Reagan took much grief for that -- and well he should have. It mattered greatly that he was the standard-bearer of a party that was following the "Southern strategy," a thinly disguised appeal to white bigotry.
Dean is in another category altogether, but you would not know it from the way he was treated by fellow Democratic presidential candidates Tuesday in Boston. Sharpton was the most indignant, demanding that Dean "apologize." This was an odd word for Sharpton to utter, because that's precisely what he refused to do after falsely accusing Steven Pagones in 1988 of raping the infamous Tawana Brawley. Had Dean been faster on his feet, he might have turned to Sharpton and said, "You first."

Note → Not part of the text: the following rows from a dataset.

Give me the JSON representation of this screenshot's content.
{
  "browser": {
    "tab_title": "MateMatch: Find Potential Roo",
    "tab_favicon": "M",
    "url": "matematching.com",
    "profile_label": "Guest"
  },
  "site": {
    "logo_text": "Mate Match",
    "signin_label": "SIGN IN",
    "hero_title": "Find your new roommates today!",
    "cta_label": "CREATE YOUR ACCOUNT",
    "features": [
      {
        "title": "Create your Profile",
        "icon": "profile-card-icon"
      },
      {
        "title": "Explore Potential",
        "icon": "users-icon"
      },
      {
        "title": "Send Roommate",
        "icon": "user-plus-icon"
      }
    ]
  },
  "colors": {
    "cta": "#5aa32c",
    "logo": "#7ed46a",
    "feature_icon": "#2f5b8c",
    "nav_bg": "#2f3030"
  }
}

It's hard -- nay, impossible -- to meet Sharpton and not like him. He is personable and, in a way, scary smart. But he does not belong on the platform with the other candidates, because he is not trying to unseat George W. Bush as president but Jesse Jackson as the titular leader of black America. In fact, it was probably the recent endorsement of Dean by Rep. Jesse L. Jackson Jr. that set Sharpton off. Sharpton accused Dean of promoting "an anti-black agenda," a far worse slur than anything Dean said about the Confederate flag.

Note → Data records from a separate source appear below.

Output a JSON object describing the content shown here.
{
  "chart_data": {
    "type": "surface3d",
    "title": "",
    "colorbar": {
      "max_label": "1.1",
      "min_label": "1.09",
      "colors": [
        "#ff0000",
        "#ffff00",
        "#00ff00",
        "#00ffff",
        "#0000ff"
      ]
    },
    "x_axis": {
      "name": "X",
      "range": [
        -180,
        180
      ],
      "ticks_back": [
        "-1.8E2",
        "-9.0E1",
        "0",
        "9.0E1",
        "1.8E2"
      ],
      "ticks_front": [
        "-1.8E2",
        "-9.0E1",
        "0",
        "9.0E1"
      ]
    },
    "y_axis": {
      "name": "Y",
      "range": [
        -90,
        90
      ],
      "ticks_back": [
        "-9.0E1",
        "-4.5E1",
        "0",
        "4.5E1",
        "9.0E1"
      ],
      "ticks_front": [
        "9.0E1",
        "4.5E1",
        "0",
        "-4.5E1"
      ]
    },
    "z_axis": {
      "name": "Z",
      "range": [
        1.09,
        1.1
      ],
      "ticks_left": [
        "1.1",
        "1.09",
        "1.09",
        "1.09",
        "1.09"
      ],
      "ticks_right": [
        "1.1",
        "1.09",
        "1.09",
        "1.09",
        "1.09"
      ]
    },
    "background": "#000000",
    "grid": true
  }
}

It is both instructive and ironic that on the night the Democrats were roasting Dean, GOP candidates won gubernatorial races in Kentucky and Mississippi. It was further proof that the once solidly Democratic South is now solidly Republican -- and it will go that way come 2004 if the Democratic candidates keep up this nonsense.
John Edwards, who also jumped on Dean for his remark about the rebel flag, is not, like Sharpton, a political opportunist. Anyone who has spoken to Edwards about race can see it is a subject of great passion for him. But he, too, had to know that Dean merely put his foot in his considerable mouth -- a remark that revealed political naivete, not racial insensitivity or something worse.

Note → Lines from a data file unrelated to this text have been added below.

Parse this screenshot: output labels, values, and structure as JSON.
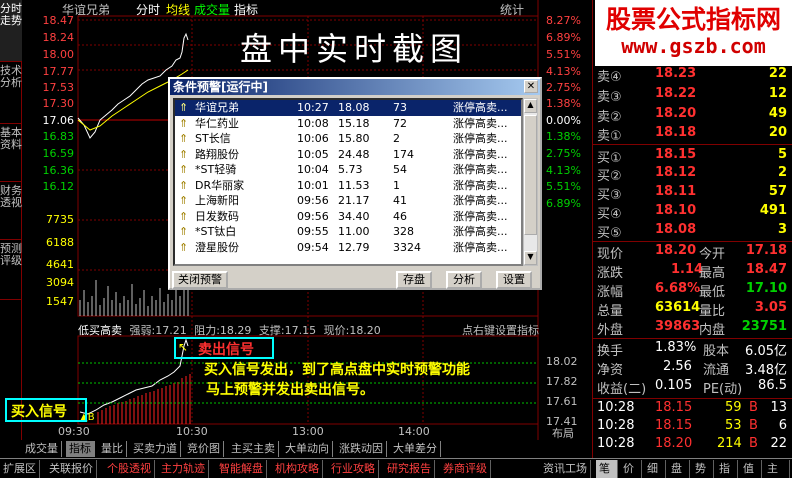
{
  "left_tabs": [
    "分时走势",
    "技术分析",
    "基本资料",
    "财务透视",
    "预测评级"
  ],
  "chart_header": {
    "stock": "华谊兄弟",
    "mode": "分时",
    "avg": "均线",
    "volume": "成交量",
    "indicator": "指标",
    "stats": "统计"
  },
  "price_axis_left": [
    "18.47",
    "18.24",
    "18.00",
    "17.77",
    "17.53",
    "17.30",
    "17.06",
    "16.83",
    "16.59",
    "16.36",
    "16.12",
    "7735",
    "6188",
    "4641",
    "3094",
    "1547"
  ],
  "price_axis_right": [
    "8.27%",
    "6.89%",
    "5.51%",
    "4.13%",
    "2.75%",
    "1.38%",
    "0.00%",
    "1.38%",
    "2.75%",
    "4.13%",
    "5.51%",
    "6.89%"
  ],
  "title_overlay": "盘中实时截图",
  "brand": {
    "name": "股票公式指标网",
    "url": "www.gszb.com"
  },
  "dialog": {
    "title": "条件预警[运行中]",
    "rows": [
      {
        "name": "华谊兄弟",
        "time": "10:27",
        "price": "18.08",
        "vol": "73",
        "cond": "涨停高卖..."
      },
      {
        "name": "华仁药业",
        "time": "10:08",
        "price": "15.18",
        "vol": "72",
        "cond": "涨停高卖..."
      },
      {
        "name": "ST长信",
        "time": "10:06",
        "price": "15.80",
        "vol": "2",
        "cond": "涨停高卖..."
      },
      {
        "name": "路翔股份",
        "time": "10:05",
        "price": "24.48",
        "vol": "174",
        "cond": "涨停高卖..."
      },
      {
        "name": "*ST轻骑",
        "time": "10:04",
        "price": "5.73",
        "vol": "54",
        "cond": "涨停高卖..."
      },
      {
        "name": "DR华丽家",
        "time": "10:01",
        "price": "11.53",
        "vol": "1",
        "cond": "涨停高卖..."
      },
      {
        "name": "上海新阳",
        "time": "09:56",
        "price": "21.17",
        "vol": "41",
        "cond": "涨停高卖..."
      },
      {
        "name": "日发数码",
        "time": "09:56",
        "price": "34.40",
        "vol": "46",
        "cond": "涨停高卖..."
      },
      {
        "name": "*ST钛白",
        "time": "09:55",
        "price": "11.00",
        "vol": "328",
        "cond": "涨停高卖..."
      },
      {
        "name": "澄星股份",
        "time": "09:54",
        "price": "12.79",
        "vol": "3324",
        "cond": "涨停高卖..."
      }
    ],
    "btn_close": "关闭预警",
    "btn_save": "存盘",
    "btn_analyze": "分析",
    "btn_settings": "设置"
  },
  "indicator_bar": {
    "name": "低买高卖",
    "strength": "强弱:17.21",
    "resistance": "阻力:18.29",
    "support": "支撑:17.15",
    "price": "现价:18.20",
    "hint": "点右键设置指标"
  },
  "ind_axis": [
    "18.02",
    "17.82",
    "17.61",
    "17.41"
  ],
  "sell_signal": "卖出信号",
  "buy_signal": "买入信号",
  "annotation": [
    "买入信号发出，到了高点盘中实时预警功能",
    "马上预警并发出卖出信号。"
  ],
  "time_axis": [
    "09:30",
    "10:30",
    "13:00",
    "14:00",
    "布局"
  ],
  "bottom_tabs": [
    "成交量",
    "指标",
    "量比",
    "买卖力道",
    "竞价图",
    "主买主卖",
    "大单动向",
    "涨跌动因",
    "大单差分"
  ],
  "bottom_bar": [
    "扩展区",
    "关联报价",
    "个股透视",
    "主力轨迹",
    "智能解盘",
    "机构攻略",
    "行业攻略",
    "研究报告",
    "券商评级",
    "资讯工场"
  ],
  "side_bottom_tabs": [
    "笔",
    "价",
    "细",
    "盘",
    "势",
    "指",
    "值",
    "主"
  ],
  "order_book": {
    "asks": [
      {
        "n": "卖⑤",
        "p": "",
        "v": ""
      },
      {
        "n": "卖④",
        "p": "18.23",
        "v": "22"
      },
      {
        "n": "卖③",
        "p": "18.22",
        "v": "12"
      },
      {
        "n": "卖②",
        "p": "18.20",
        "v": "49"
      },
      {
        "n": "卖①",
        "p": "18.18",
        "v": "20"
      }
    ],
    "bids": [
      {
        "n": "买①",
        "p": "18.15",
        "v": "5"
      },
      {
        "n": "买②",
        "p": "18.12",
        "v": "2"
      },
      {
        "n": "买③",
        "p": "18.11",
        "v": "57"
      },
      {
        "n": "买④",
        "p": "18.10",
        "v": "491"
      },
      {
        "n": "买⑤",
        "p": "18.08",
        "v": "3"
      }
    ]
  },
  "quote": [
    [
      "现价",
      "18.20",
      "今开",
      "17.18"
    ],
    [
      "涨跌",
      "1.14",
      "最高",
      "18.47"
    ],
    [
      "涨幅",
      "6.68%",
      "最低",
      "17.10"
    ],
    [
      "总量",
      "63614",
      "量比",
      "3.05"
    ],
    [
      "外盘",
      "39863",
      "内盘",
      "23751"
    ],
    [
      "换手",
      "1.83%",
      "股本",
      "6.05亿"
    ],
    [
      "净资",
      "2.56",
      "流通",
      "3.48亿"
    ],
    [
      "收益(二)",
      "0.105",
      "PE(动)",
      "86.5"
    ]
  ],
  "ticks": [
    {
      "t": "10:28",
      "p": "18.15",
      "v": "59",
      "d": "B",
      "c": "13"
    },
    {
      "t": "10:28",
      "p": "18.15",
      "v": "53",
      "d": "B",
      "c": "6"
    },
    {
      "t": "10:28",
      "p": "18.20",
      "v": "214",
      "d": "B",
      "c": "22"
    }
  ],
  "colors": {
    "up": "#ff3030",
    "down": "#00c000",
    "yellow": "#ffff00",
    "cyan": "#00ffff",
    "grid": "#800000"
  }
}
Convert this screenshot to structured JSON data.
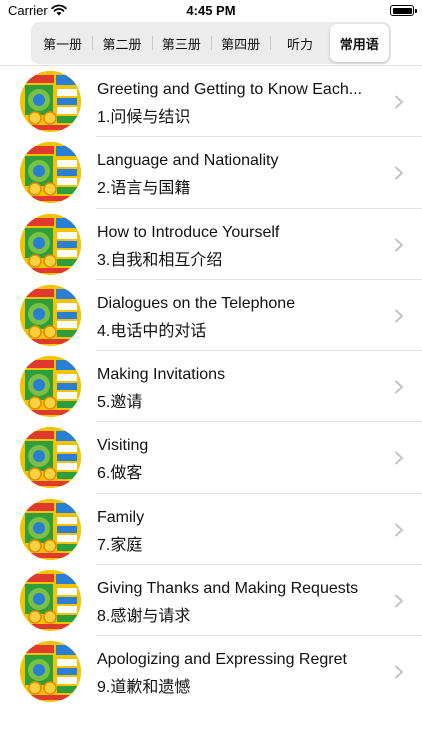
{
  "status_bar": {
    "carrier": "Carrier",
    "time": "4:45 PM",
    "wifi_icon": "wifi-icon",
    "battery_icon": "battery-icon"
  },
  "tabs": [
    {
      "label": "第一册",
      "selected": false
    },
    {
      "label": "第二册",
      "selected": false
    },
    {
      "label": "第三册",
      "selected": false
    },
    {
      "label": "第四册",
      "selected": false
    },
    {
      "label": "听力",
      "selected": false
    },
    {
      "label": "常用语",
      "selected": true
    }
  ],
  "lessons": [
    {
      "title": "Greeting and Getting to Know Each...",
      "subtitle": "1.问候与结识"
    },
    {
      "title": "Language and Nationality",
      "subtitle": "2.语言与国籍"
    },
    {
      "title": "How to Introduce Yourself",
      "subtitle": "3.自我和相互介绍"
    },
    {
      "title": "Dialogues on the Telephone",
      "subtitle": "4.电话中的对话"
    },
    {
      "title": "Making Invitations",
      "subtitle": "5.邀请"
    },
    {
      "title": "Visiting",
      "subtitle": "6.做客"
    },
    {
      "title": "Family",
      "subtitle": "7.家庭"
    },
    {
      "title": "Giving Thanks and Making Requests",
      "subtitle": "8.感谢与请求"
    },
    {
      "title": "Apologizing and Expressing Regret",
      "subtitle": "9.道歉和遗憾"
    }
  ],
  "colors": {
    "thumbnail_yellow": "#f2c400",
    "thumbnail_green": "#2f9e3a",
    "thumbnail_blue": "#2a7fd4",
    "chevron": "#c4c4c7"
  }
}
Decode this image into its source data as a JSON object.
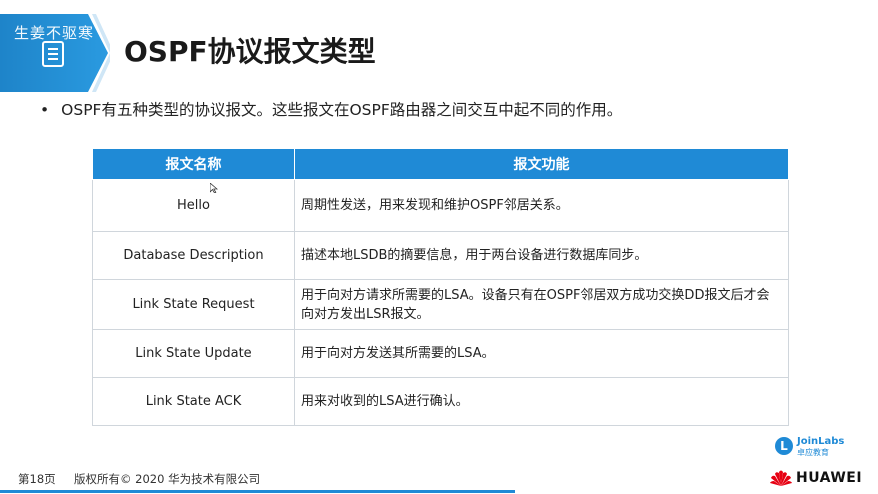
{
  "watermark": "生姜不驱寒",
  "header": {
    "title": "OSPF协议报文类型"
  },
  "bullet": {
    "text": "OSPF有五种类型的协议报文。这些报文在OSPF路由器之间交互中起不同的作用。"
  },
  "table": {
    "headers": [
      "报文名称",
      "报文功能"
    ],
    "rows": [
      {
        "name": "Hello",
        "desc": "周期性发送，用来发现和维护OSPF邻居关系。"
      },
      {
        "name": "Database Description",
        "desc": "描述本地LSDB的摘要信息，用于两台设备进行数据库同步。"
      },
      {
        "name": "Link State Request",
        "desc": "用于向对方请求所需要的LSA。设备只有在OSPF邻居双方成功交换DD报文后才会向对方发出LSR报文。"
      },
      {
        "name": "Link State Update",
        "desc": "用于向对方发送其所需要的LSA。"
      },
      {
        "name": "Link State ACK",
        "desc": "用来对收到的LSA进行确认。"
      }
    ]
  },
  "footer": {
    "page": "第18页",
    "copyright": "版权所有© 2020 华为技术有限公司"
  },
  "logos": {
    "joinlabs_name": "JoinLabs",
    "joinlabs_sub": "卓应教育",
    "joinlabs_letter": "L",
    "huawei": "HUAWEI"
  },
  "colors": {
    "accent": "#1f8ad6",
    "huawei_red": "#e60012"
  }
}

Context is everything in life as well as politics. When the Confederate flag was an issue during the South Carolina primary in 2000, it was already framed in such a way that it became a matter of conscience. But the way Dean used it -- a shorthand reference to the white, working-class Southern men who have abandoned the Democratic Party -- was altogether different.
The Bush administration has messed up the occupation of Iraq. The federal bench is being seeded with Bush-appointed reactionaries. The fight against abortion has become a fight against common sense, and little is being done to regulate corporate greed. Yet the Democratic presidential candidates spend their time squabbling about a Confederate flag decal, absurdly letting Al Sharpton function as the party's conscience.
Bush had a good night.
One of the things a good golf coach will teach you is that you always need to keep your eye on the ball. We Dems need to decide what is the ball. The fate of the Republic is at stake in this election.